December 23, 2024

Who are the Iraqi pro-Iran groups fighting Washington?

Iran #Iran

After a drone attack killed three American soldiers in Jordan on Sunday near the Syrian and Iraq borders, Washington immediately accused “radical Iran-backed militant groups operating in Syria and Iraq”.

In Iraq, these factions are also affiliated with Hashed al-Shaabi, mainly pro-Iran former paramilitaries now integrated into Iraq’s armed forces.

They have major political influence. Their rhetoric highlights hostility to the United States and their role in what Iran calls “the axis of resistance” against Israel, a close ally of the United States.

Washington promised a “very consequential” response to the deadly attack, which Iran said it had nothing to do with.
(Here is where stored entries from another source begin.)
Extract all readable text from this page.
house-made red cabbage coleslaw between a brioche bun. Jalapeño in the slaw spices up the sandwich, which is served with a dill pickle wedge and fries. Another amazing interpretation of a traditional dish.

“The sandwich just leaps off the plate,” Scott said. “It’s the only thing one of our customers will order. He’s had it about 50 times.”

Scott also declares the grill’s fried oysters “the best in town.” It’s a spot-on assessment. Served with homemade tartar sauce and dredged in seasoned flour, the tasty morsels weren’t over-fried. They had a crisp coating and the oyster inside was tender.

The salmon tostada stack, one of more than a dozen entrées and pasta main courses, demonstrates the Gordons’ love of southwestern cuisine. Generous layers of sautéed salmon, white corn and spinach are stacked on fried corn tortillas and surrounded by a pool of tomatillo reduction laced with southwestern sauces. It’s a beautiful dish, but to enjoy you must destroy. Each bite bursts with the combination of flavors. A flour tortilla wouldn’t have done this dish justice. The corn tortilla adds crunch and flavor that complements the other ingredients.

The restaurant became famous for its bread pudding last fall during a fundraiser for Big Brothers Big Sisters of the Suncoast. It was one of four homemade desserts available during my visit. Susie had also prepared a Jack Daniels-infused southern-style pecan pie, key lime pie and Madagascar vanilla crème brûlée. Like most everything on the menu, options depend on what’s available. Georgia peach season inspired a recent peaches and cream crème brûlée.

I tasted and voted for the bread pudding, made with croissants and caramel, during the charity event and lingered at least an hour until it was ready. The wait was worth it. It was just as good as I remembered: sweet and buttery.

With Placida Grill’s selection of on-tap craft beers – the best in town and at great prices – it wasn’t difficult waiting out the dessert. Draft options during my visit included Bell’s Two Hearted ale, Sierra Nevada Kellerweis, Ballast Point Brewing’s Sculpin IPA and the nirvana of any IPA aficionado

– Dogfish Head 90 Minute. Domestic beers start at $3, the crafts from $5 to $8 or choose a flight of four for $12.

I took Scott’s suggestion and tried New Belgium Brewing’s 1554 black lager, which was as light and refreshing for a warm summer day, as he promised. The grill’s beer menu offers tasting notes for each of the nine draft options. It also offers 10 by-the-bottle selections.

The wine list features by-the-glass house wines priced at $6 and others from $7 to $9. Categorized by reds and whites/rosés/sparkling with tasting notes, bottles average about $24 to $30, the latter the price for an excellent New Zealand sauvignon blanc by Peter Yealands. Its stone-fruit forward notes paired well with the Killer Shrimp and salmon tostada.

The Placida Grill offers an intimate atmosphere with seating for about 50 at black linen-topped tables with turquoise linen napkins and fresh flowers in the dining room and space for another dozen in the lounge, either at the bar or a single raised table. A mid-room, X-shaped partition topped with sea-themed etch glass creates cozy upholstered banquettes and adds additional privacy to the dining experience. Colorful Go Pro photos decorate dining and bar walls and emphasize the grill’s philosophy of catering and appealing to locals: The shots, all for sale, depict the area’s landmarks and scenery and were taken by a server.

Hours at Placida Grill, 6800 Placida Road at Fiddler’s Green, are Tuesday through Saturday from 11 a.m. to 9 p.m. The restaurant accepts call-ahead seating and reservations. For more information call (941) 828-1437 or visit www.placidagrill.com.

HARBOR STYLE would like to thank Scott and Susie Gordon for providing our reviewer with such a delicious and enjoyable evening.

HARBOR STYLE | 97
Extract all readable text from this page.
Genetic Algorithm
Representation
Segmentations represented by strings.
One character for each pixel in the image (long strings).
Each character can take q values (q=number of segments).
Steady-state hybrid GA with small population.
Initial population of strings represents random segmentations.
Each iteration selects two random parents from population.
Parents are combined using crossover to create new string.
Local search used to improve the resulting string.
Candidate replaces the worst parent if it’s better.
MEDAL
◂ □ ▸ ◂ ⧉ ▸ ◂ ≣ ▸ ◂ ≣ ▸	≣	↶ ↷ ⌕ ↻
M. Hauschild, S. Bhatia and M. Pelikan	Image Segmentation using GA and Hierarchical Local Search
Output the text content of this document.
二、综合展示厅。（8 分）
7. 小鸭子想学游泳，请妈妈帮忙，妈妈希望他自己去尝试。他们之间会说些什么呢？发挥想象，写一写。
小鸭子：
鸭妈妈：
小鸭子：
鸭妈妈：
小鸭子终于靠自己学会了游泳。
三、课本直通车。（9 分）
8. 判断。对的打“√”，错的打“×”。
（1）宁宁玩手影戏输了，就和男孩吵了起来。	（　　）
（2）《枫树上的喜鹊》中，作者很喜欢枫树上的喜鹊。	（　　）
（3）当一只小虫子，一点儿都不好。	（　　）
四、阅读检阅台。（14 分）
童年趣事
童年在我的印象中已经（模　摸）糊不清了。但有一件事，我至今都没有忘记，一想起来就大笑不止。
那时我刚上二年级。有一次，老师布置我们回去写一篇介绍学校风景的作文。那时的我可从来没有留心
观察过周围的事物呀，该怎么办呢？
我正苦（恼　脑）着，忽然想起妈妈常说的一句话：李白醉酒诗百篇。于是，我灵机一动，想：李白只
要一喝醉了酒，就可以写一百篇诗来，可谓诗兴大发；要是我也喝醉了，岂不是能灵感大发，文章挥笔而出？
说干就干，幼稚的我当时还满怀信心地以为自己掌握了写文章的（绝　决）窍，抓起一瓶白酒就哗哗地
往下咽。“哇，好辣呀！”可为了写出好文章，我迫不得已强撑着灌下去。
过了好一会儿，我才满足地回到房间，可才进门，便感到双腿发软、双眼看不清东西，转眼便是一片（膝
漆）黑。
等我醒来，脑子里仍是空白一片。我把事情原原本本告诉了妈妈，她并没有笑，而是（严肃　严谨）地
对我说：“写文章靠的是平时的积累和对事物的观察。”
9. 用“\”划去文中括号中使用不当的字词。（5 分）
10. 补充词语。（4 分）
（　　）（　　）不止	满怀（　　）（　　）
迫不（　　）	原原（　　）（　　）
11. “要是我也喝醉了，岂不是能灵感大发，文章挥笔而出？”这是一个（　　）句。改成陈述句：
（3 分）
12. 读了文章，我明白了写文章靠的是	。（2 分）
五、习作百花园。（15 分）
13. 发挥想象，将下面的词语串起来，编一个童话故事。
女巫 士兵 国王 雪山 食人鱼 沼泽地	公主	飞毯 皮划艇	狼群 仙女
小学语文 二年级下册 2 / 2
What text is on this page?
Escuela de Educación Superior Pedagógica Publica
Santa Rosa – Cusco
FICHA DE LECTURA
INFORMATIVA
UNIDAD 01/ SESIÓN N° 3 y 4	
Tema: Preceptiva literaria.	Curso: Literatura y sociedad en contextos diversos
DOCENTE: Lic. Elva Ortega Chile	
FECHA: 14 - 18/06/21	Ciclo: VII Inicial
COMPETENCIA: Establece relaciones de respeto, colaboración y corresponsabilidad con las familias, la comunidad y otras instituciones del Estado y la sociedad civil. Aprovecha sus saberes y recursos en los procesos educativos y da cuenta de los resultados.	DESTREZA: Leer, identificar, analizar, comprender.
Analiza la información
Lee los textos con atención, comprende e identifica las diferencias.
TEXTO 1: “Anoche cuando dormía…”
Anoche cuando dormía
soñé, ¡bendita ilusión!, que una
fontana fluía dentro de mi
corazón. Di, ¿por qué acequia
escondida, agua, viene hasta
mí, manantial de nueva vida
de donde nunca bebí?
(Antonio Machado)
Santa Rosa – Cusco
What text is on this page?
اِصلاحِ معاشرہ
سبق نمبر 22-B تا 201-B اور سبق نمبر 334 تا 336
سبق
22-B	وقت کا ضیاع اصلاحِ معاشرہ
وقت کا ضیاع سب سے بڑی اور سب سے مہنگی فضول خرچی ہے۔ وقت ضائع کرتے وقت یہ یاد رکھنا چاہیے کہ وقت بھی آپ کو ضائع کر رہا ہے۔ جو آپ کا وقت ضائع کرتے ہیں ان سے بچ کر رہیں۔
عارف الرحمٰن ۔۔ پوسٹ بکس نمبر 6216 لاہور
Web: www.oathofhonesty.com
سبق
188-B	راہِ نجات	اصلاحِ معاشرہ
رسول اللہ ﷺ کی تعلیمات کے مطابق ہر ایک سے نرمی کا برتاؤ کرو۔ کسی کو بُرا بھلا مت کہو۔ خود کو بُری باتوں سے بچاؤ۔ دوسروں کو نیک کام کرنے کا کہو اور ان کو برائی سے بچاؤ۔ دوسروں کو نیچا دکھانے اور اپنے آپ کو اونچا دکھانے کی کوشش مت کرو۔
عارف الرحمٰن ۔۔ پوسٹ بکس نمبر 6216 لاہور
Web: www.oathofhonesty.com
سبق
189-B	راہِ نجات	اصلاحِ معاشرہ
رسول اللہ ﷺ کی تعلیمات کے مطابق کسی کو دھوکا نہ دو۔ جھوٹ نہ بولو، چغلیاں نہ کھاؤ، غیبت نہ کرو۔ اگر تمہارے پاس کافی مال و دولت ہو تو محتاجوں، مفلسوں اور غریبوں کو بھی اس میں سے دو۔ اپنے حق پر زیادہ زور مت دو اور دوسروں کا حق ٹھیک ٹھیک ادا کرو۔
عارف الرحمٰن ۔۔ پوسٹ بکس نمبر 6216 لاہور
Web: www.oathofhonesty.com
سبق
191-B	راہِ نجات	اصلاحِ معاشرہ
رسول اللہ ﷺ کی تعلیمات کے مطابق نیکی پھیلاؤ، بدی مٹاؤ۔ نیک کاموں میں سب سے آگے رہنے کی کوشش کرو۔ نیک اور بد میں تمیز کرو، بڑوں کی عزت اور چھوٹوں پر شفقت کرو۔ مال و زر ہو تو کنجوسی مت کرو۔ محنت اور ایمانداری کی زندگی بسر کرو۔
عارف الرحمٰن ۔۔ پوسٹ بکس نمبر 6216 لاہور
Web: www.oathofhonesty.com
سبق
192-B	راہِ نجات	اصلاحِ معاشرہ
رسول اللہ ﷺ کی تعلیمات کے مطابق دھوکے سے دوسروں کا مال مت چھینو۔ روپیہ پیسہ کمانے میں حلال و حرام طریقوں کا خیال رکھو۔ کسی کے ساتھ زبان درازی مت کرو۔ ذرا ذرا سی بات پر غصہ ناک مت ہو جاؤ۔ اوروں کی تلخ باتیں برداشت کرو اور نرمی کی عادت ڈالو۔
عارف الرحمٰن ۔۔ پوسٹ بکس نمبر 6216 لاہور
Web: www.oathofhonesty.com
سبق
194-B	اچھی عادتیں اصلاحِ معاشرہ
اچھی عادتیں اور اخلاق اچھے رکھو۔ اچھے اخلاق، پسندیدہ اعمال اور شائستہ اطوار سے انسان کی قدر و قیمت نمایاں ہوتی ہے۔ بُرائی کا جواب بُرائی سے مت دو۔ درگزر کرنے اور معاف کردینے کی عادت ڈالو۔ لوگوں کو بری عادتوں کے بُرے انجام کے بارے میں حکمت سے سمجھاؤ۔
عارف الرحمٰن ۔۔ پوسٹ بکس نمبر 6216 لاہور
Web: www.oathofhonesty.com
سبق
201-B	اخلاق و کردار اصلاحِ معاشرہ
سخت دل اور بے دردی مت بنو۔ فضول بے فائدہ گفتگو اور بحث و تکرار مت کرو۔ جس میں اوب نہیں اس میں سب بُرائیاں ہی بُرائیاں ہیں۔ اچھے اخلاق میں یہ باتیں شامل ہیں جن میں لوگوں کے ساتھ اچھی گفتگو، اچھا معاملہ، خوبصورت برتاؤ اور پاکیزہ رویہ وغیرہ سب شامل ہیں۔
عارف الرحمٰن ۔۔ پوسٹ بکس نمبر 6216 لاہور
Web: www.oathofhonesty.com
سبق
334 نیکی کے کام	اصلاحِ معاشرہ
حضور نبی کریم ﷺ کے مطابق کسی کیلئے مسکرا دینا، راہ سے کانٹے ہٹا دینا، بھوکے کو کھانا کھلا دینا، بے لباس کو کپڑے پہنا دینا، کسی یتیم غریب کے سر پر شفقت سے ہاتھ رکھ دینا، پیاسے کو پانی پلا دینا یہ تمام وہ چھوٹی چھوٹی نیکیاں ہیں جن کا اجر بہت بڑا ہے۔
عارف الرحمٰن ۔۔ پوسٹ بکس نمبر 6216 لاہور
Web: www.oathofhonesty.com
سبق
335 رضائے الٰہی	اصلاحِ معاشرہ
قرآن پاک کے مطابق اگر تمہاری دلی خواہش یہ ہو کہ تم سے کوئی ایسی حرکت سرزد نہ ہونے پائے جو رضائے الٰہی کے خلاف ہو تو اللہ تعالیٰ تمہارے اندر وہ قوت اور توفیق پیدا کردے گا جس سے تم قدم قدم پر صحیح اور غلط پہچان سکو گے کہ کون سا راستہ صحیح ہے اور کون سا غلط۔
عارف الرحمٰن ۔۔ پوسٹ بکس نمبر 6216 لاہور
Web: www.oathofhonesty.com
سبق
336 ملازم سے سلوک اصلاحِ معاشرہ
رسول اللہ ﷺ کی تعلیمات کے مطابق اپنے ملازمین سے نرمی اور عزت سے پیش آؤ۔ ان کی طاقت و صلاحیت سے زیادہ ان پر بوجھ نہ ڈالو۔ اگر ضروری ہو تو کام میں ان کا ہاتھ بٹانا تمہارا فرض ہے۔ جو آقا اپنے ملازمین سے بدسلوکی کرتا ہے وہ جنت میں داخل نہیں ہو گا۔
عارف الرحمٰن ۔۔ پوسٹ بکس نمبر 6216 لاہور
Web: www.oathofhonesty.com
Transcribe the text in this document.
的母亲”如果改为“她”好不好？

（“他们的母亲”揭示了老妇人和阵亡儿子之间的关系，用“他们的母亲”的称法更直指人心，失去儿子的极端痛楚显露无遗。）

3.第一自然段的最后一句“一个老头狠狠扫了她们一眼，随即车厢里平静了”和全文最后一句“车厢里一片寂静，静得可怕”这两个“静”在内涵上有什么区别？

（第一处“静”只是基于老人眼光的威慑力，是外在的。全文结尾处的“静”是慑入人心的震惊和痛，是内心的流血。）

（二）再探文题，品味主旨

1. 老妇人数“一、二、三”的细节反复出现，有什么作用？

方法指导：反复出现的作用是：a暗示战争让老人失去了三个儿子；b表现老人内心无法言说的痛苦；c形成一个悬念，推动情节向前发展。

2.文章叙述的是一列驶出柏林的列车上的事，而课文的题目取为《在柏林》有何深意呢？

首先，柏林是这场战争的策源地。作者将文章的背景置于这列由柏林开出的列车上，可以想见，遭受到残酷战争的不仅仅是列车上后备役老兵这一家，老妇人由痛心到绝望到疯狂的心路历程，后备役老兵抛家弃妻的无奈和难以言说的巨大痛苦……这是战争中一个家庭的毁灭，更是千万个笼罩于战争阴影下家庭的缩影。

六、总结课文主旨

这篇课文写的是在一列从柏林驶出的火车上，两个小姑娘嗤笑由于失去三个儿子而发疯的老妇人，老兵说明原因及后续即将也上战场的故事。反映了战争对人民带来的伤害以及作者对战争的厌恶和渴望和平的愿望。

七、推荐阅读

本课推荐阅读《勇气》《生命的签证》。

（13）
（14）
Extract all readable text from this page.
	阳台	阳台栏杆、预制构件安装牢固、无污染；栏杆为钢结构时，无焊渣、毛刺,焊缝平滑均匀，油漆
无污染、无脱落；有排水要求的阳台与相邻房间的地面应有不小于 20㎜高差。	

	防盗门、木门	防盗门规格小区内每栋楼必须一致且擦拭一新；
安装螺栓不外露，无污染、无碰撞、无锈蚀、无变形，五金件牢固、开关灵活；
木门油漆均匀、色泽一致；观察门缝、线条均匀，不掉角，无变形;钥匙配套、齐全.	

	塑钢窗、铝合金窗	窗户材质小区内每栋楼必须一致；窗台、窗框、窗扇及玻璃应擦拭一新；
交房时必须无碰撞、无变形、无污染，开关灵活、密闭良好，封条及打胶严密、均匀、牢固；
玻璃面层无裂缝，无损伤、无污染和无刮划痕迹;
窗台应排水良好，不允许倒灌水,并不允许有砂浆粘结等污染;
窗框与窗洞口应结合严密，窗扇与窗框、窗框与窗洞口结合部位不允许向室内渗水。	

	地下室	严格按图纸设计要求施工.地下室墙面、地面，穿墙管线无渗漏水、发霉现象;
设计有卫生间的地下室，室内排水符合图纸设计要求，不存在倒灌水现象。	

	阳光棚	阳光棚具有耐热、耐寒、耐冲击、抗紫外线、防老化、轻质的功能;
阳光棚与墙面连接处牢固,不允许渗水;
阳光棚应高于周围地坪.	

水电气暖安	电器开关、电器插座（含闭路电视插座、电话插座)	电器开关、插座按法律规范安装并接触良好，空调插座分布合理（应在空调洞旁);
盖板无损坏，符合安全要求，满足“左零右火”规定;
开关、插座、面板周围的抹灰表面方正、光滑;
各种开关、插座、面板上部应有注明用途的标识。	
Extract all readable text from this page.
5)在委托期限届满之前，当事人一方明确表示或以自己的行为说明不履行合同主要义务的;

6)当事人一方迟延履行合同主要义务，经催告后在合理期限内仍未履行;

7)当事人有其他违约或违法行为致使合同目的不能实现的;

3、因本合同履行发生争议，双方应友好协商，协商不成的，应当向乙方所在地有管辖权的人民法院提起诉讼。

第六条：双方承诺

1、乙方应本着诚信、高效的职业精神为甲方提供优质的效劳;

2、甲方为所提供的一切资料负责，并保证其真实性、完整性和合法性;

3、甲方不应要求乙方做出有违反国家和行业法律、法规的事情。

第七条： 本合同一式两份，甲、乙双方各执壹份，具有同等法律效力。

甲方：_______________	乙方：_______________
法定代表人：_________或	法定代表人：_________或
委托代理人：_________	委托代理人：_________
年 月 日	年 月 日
Who are these groups and what are their links to power?

– Loose alliance  –

The attack in Jordan followed the same methods as the rocket and drone strikes carried out since mid-October by pro-Iran groups against American soldiers and those from the international coalition fighting the Islamic State group (IS) in Iraq and neighbouring Syria.

These attacks are a byproduct of the war between Israel and Iran-backed Hamas being waged in the Gaza Strip since October 7.

They raise the spectre of broader conflict.

Most of the 165 attacks so far have been claimed by the Islamic Resistance in Iraq, a loose alliance of armed groups affiliated with the Hashed.

They say they are acting in solidarity with the Palestinians and want the departure of the roughly 2,500 American troops who are in Iraq as part of an international coalition against the Islamic State group (IS) jihadists.

In reprisal for attacks against its troops, Washington has targeted the Kataeb Hezbollah and Harakat al-Nujaba, another Hashed faction, with its own military strikes.

Both groups say they participate in “Resistance” attacks.

The United States has also accused the Kataeb Sayyid al-Shuhada of attacks against American troops.

Classified as “terrorists” by Washington, the groups claim membership in “the axis of resistance”, along with Yemen’s Huthi rebels, Hezbollah in Lebanon, and the Palestinian Hamas movement.

They have fighters supporting the government in neighbouring Syria, according to the Syrian Observatory for Human Rights, a Britain-based war monitor.

– What are their origins? –

The groups are formally affiliated with the Hashed (Popular Mobilisation) formed in June 2014, to support Iraqi forces fighting IS, after a fatwa from Ayatollah Ali al-Sistani.

Sistani, the highest Shiite Islam religious authority in Iraq, called for a “jihad” against IS which was conquering swathes of the country.

They drew their members from the Shiite armed groups which fought against American forces after the 2003 US-led invasion that toppled dictator Saddam Hussein.

In 2016, a law integrated the Hashed into the regular security forces, and a year later the Hashed contributed to IS’s defeat by those forces, who were also supported by the Washington-led international coalition.

During that war, new armed groups were created and trained by General Qasem Soleimani, who headed the Quds Force, the foreign operations arm of Iran’s Islamic Revolutionary Guard Corps.

A US drone strike killed Soleimani at Baghdad airport in 2020.

Today the Hashed encompasses dozens of groups and more than 160,000 members, according to estimates, though neither authorities nor the group publish official figures.

Over the years several leaders emerged, among them Abu Mahdi al-Muhandis, Soleimani’s Iraqi lieutenant, who died alongside him.

– Politics and economy –

The attacks on the international military coalition embarrassed the government of Prime Minister Mohamed Shia al-Sudani, brought to power by an alliance of pro-Iran Shiite parties and a parliamentary majority in which the Hashed has had deputies since 2018.

Sudani condemned the attacks targeting the coalition, saying the government is committed to protecting foreign troops.

But the volatile situation pushed him to call for an end to the coalition’s mission in Iraq.

Talks between the two sides began in late January, though they had been planned since an initial meeting in Washington in August.

Sudani’s parliamentary majority applauded the move, while also condemning rockets fired towards the American embassy in Baghdad in December.

Beyond its political role, the Hashed is working to expand its activities. It has television channels, and produces films and soap operas.

The government, which wants to modernise infrastructure and rebuild the country, has tasked the Hashed with management of a public company founded at the end of 2022 with about $68 million in capital.

The “Al-Muhandis” company’s permitted activities include “industrial projects, mining, large-scale agricultural projects, vehicle and equipment imports and rentals, textile and leather manufacturing, and animal slaughterhouses”, according to the Washington Institute for Near East Policy, an American think tank.